We sampled about 3% of the patches with actual resolution from each WSI with a patch size of 256 × 256 pixels and encoded them through multiple encoders, which were pre-trained in either a supervised or self-supervised manner. We found that this sampling percentage is sufficient for downstream tasks. The encoders with supervised pretraining on ImageNet were ResNet50-A with an embedding size of 1024, ResNet50-B with an embedding size of 2048, EfficientNetB0, and ConvNeXtBase. The encoders with self-supervised pretraining on histology data were ResNet1821 and UNI, a histology foundation model22.
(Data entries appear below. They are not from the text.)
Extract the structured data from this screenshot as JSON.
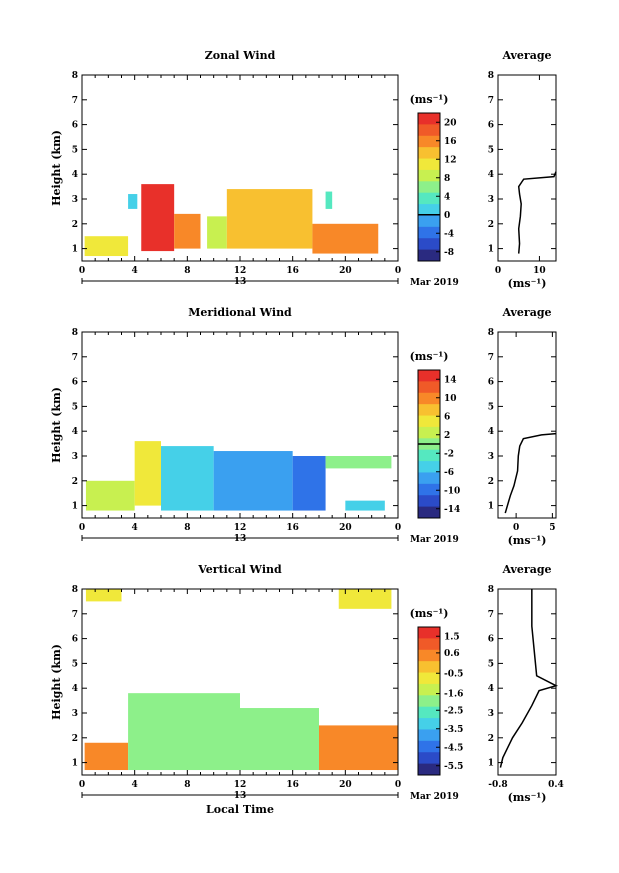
{
  "chart_data": [
    {
      "type": "heatmap",
      "title": "Zonal Wind",
      "xlabel": "",
      "ylabel": "Height (km)",
      "xlim": [
        0,
        24
      ],
      "ylim": [
        0.5,
        8
      ],
      "x_ticks": [
        "0",
        "4",
        "8",
        "12",
        "16",
        "20",
        "0"
      ],
      "y_ticks": [
        "1",
        "2",
        "3",
        "4",
        "5",
        "6",
        "7",
        "8"
      ],
      "date_day": "13",
      "date_label": "Mar 2019",
      "colorbar": {
        "unit": "(ms⁻¹)",
        "ticks": [
          "20",
          "16",
          "12",
          "8",
          "4",
          "0",
          "-4",
          "-8"
        ],
        "range": [
          -10,
          22
        ],
        "zero_contour": 0
      },
      "regions": [
        {
          "x0": 0.2,
          "x1": 3.5,
          "y0": 0.7,
          "y1": 1.5,
          "value": 12
        },
        {
          "x0": 3.5,
          "x1": 4.2,
          "y0": 2.6,
          "y1": 3.2,
          "value": 0
        },
        {
          "x0": 4.5,
          "x1": 7.0,
          "y0": 0.9,
          "y1": 3.6,
          "value": 20
        },
        {
          "x0": 7.0,
          "x1": 9.0,
          "y0": 1.0,
          "y1": 2.4,
          "value": 16
        },
        {
          "x0": 9.5,
          "x1": 11.0,
          "y0": 1.0,
          "y1": 2.3,
          "value": 8
        },
        {
          "x0": 11.0,
          "x1": 17.5,
          "y0": 1.0,
          "y1": 3.4,
          "value": 13
        },
        {
          "x0": 17.5,
          "x1": 22.5,
          "y0": 0.8,
          "y1": 2.0,
          "value": 15
        },
        {
          "x0": 18.5,
          "x1": 19.0,
          "y0": 2.6,
          "y1": 3.3,
          "value": 4
        }
      ]
    },
    {
      "type": "line",
      "title": "Average",
      "xlabel": "(ms⁻¹)",
      "xlim": [
        0,
        14
      ],
      "ylim": [
        0.5,
        8
      ],
      "x_ticks": [
        "0",
        "10"
      ],
      "y_ticks": [
        "1",
        "2",
        "3",
        "4",
        "5",
        "6",
        "7",
        "8"
      ],
      "x": [
        5.0,
        5.2,
        5.0,
        5.4,
        5.6,
        5.2,
        5.0,
        5.8,
        6.2,
        13.5,
        14
      ],
      "y": [
        0.8,
        1.2,
        1.8,
        2.3,
        2.8,
        3.2,
        3.5,
        3.7,
        3.8,
        3.9,
        4.1
      ]
    },
    {
      "type": "heatmap",
      "title": "Meridional Wind",
      "xlabel": "",
      "ylabel": "Height (km)",
      "xlim": [
        0,
        24
      ],
      "ylim": [
        0.5,
        8
      ],
      "x_ticks": [
        "0",
        "4",
        "8",
        "12",
        "16",
        "20",
        "0"
      ],
      "y_ticks": [
        "1",
        "2",
        "3",
        "4",
        "5",
        "6",
        "7",
        "8"
      ],
      "date_day": "13",
      "date_label": "Mar 2019",
      "colorbar": {
        "unit": "(ms⁻¹)",
        "ticks": [
          "14",
          "10",
          "6",
          "2",
          "-2",
          "-6",
          "-10",
          "-14"
        ],
        "range": [
          -16,
          16
        ],
        "zero_contour": 0
      },
      "regions": [
        {
          "x0": 0.3,
          "x1": 4.0,
          "y0": 0.8,
          "y1": 2.0,
          "value": 2
        },
        {
          "x0": 4.0,
          "x1": 6.0,
          "y0": 1.0,
          "y1": 3.6,
          "value": 4
        },
        {
          "x0": 6.0,
          "x1": 10.0,
          "y0": 0.8,
          "y1": 3.4,
          "value": -4
        },
        {
          "x0": 10.0,
          "x1": 16.0,
          "y0": 0.8,
          "y1": 3.2,
          "value": -7
        },
        {
          "x0": 16.0,
          "x1": 18.5,
          "y0": 0.8,
          "y1": 3.0,
          "value": -9
        },
        {
          "x0": 18.5,
          "x1": 23.5,
          "y0": 2.5,
          "y1": 3.0,
          "value": -1
        },
        {
          "x0": 20.0,
          "x1": 23.0,
          "y0": 0.8,
          "y1": 1.2,
          "value": -5
        }
      ]
    },
    {
      "type": "line",
      "title": "Average",
      "xlabel": "(ms⁻¹)",
      "xlim": [
        -2.5,
        5.5
      ],
      "ylim": [
        0.5,
        8
      ],
      "x_ticks": [
        "0",
        "5"
      ],
      "y_ticks": [
        "1",
        "2",
        "3",
        "4",
        "5",
        "6",
        "7",
        "8"
      ],
      "x": [
        -1.5,
        -1.2,
        -0.8,
        -0.3,
        0.2,
        0.3,
        0.5,
        1.0,
        3.5,
        5.5
      ],
      "y": [
        0.7,
        1.0,
        1.4,
        1.8,
        2.4,
        3.0,
        3.4,
        3.7,
        3.85,
        3.9
      ]
    },
    {
      "type": "heatmap",
      "title": "Vertical Wind",
      "xlabel": "Local Time",
      "ylabel": "Height (km)",
      "xlim": [
        0,
        24
      ],
      "ylim": [
        0.5,
        8
      ],
      "x_ticks": [
        "0",
        "4",
        "8",
        "12",
        "16",
        "20",
        "0"
      ],
      "y_ticks": [
        "1",
        "2",
        "3",
        "4",
        "5",
        "6",
        "7",
        "8"
      ],
      "date_day": "13",
      "date_label": "Mar 2019",
      "colorbar": {
        "unit": "(ms⁻¹)",
        "ticks": [
          "1.5",
          "0.6",
          "-0.5",
          "-1.6",
          "-2.5",
          "-3.5",
          "-4.5",
          "-5.5"
        ],
        "range": [
          -6,
          2
        ]
      },
      "regions": [
        {
          "x0": 0.2,
          "x1": 3.5,
          "y0": 0.7,
          "y1": 1.8,
          "value": 0.4
        },
        {
          "x0": 3.5,
          "x1": 12.0,
          "y0": 0.7,
          "y1": 3.8,
          "value": -2.3
        },
        {
          "x0": 12.0,
          "x1": 18.0,
          "y0": 0.7,
          "y1": 3.2,
          "value": -2.0
        },
        {
          "x0": 18.0,
          "x1": 24.0,
          "y0": 0.7,
          "y1": 2.5,
          "value": 0.2
        },
        {
          "x0": 0.3,
          "x1": 3.0,
          "y0": 7.5,
          "y1": 8.0,
          "value": -0.8
        },
        {
          "x0": 19.5,
          "x1": 23.5,
          "y0": 7.2,
          "y1": 8.0,
          "value": -0.8
        }
      ]
    },
    {
      "type": "line",
      "title": "Average",
      "xlabel": "(ms⁻¹)",
      "xlim": [
        -0.8,
        0.4
      ],
      "ylim": [
        0.5,
        8
      ],
      "x_ticks": [
        "-0.8",
        "0.4"
      ],
      "y_ticks": [
        "1",
        "2",
        "3",
        "4",
        "5",
        "6",
        "7",
        "8"
      ],
      "x": [
        -0.75,
        -0.7,
        -0.6,
        -0.5,
        -0.3,
        -0.1,
        0.05,
        0.4,
        0.0,
        -0.05,
        -0.1,
        -0.1
      ],
      "y": [
        0.8,
        1.2,
        1.6,
        2.0,
        2.6,
        3.3,
        3.9,
        4.1,
        4.5,
        5.5,
        6.5,
        8.0
      ]
    }
  ]
}
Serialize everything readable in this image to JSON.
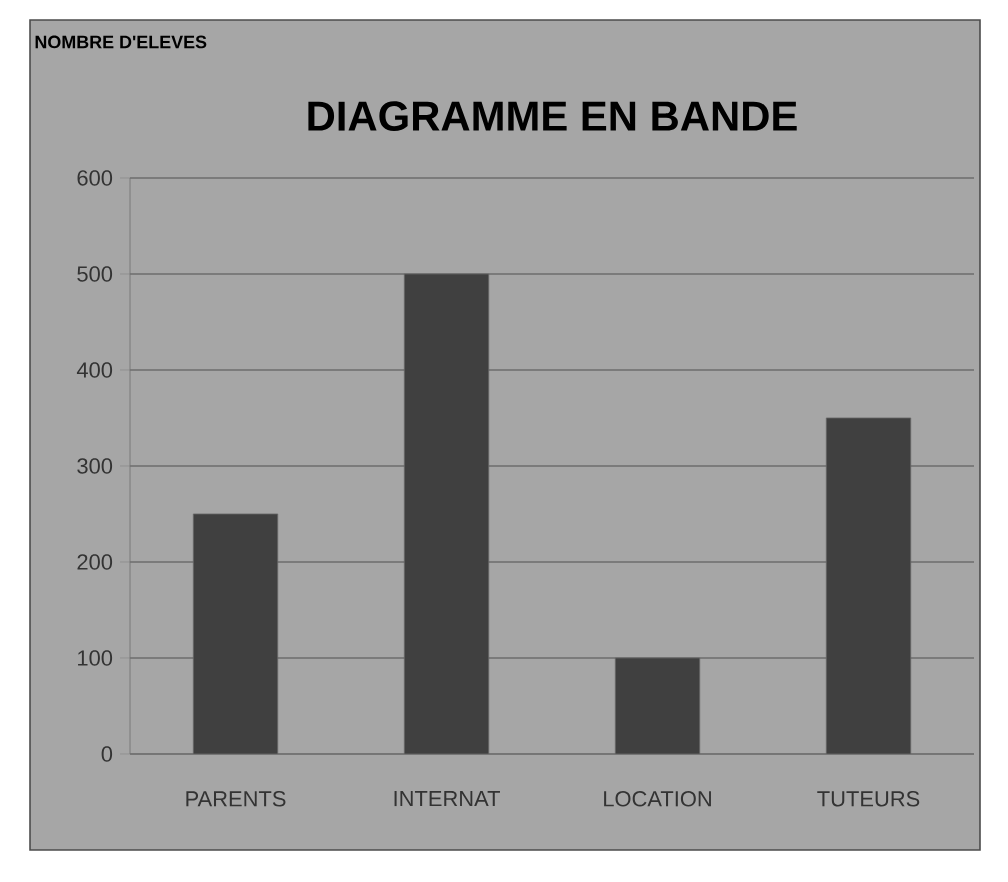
{
  "chart_data": {
    "type": "bar",
    "title": "DIAGRAMME EN BANDE",
    "annotations": [
      "NOMBRE D'ELEVES"
    ],
    "categories": [
      "PARENTS",
      "INTERNAT",
      "LOCATION",
      "TUTEURS"
    ],
    "values": [
      250,
      500,
      100,
      350
    ],
    "color": "#404040",
    "ylim": [
      0,
      600
    ],
    "yticks": [
      0,
      100,
      200,
      300,
      400,
      500,
      600
    ],
    "grid": "y"
  }
}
We further explored whether MIL can be used to predict patient survival status. To this end, cases with observation periods shorter than 3 years and status ”alive” were removed from the dataset, as it is not certain whether their status would remain unchanged with a longer observation period. Furthermore, we force-labeled those whose data observation time had passed 3 years and their status was ’deceased’ to ’alive’ as the event could not be correlated to the data anymore. In this task, we included multi-stained TMA data for each patient. We achieved this by extracting the cores using QuPath at a downsampling factor of 4 and grouping the cores from differently stained TMAs into an image for each patient. Each TMA core was sampled with about 32 tiles at a 256 × 256 pixel tile size. These images were then fed forward to the CLAM pipeline to segment tissue and retrieve embeddings from the respective encoder. We used all available staining, namely CD163, CD3, CD56, CD68, CD8, HE, MHC-1, and PD-L1. Lastly, we combined WSI and multi-stained TMA data by concatenating the embeddings and training the MIL head. Figure 3E shows the resulting performance. To further analyze which modality contributes most to distinguishing whether a patient will survive, the test data is fed to the CLAM model at inference. The model assigns an attention score to each instance (i.e., each tile), quantifying its contribution to the overall classification decision. We then trace each tile back to its corresponding data modality (e.g., WSI, TMA-CD8, TMA-PD-L1, etc.). This results in the attention score distributions for each modality as shown in Fig. 3F. This visualization reveals which data modalities are most influential in deciding on the classification task.

Data analysis

Data analysis was performed using established methods available in Python, such as numpy and pandas. Overall survival curves were estimated using the Kaplan-Meier method54. The analysis considered the time between the initial diagnosis and death or the end of follow-up. Patients who were alive at the end of the follow-up were censored. We computed overall survival curves for all patients and for patients grouped by different characteristics, see Supplementary Fig. S6.

The clinical data includes various events, such as treatments, progress of the disease, diagnosis of metastases, recurrence, and death or end of follow-up. We visualized the timelines of these events, see Supplementary Fig. S5.

Statistics and evaluation

The performance of classifiers was reported using ROC curves and corresponding AUC scores computed using Python routines. To compute ROC curves and AUC scores, ML models were either trained and evaluated five times (see Fig. 2E). The ROC curves and AUC scores were then averaged over the iterations or the ten folds, respectively.

We applied the Wilcoxon-Mann-Whitney test to compare the distribution of CD3-positive and CD8-positive cell density of patients grouped by recurrence and survival status, as shown in Supplementary Fig. S8.

Reporting summary

Further information on research design is available in the Nature Portfolio Reporting Summary linked to this article.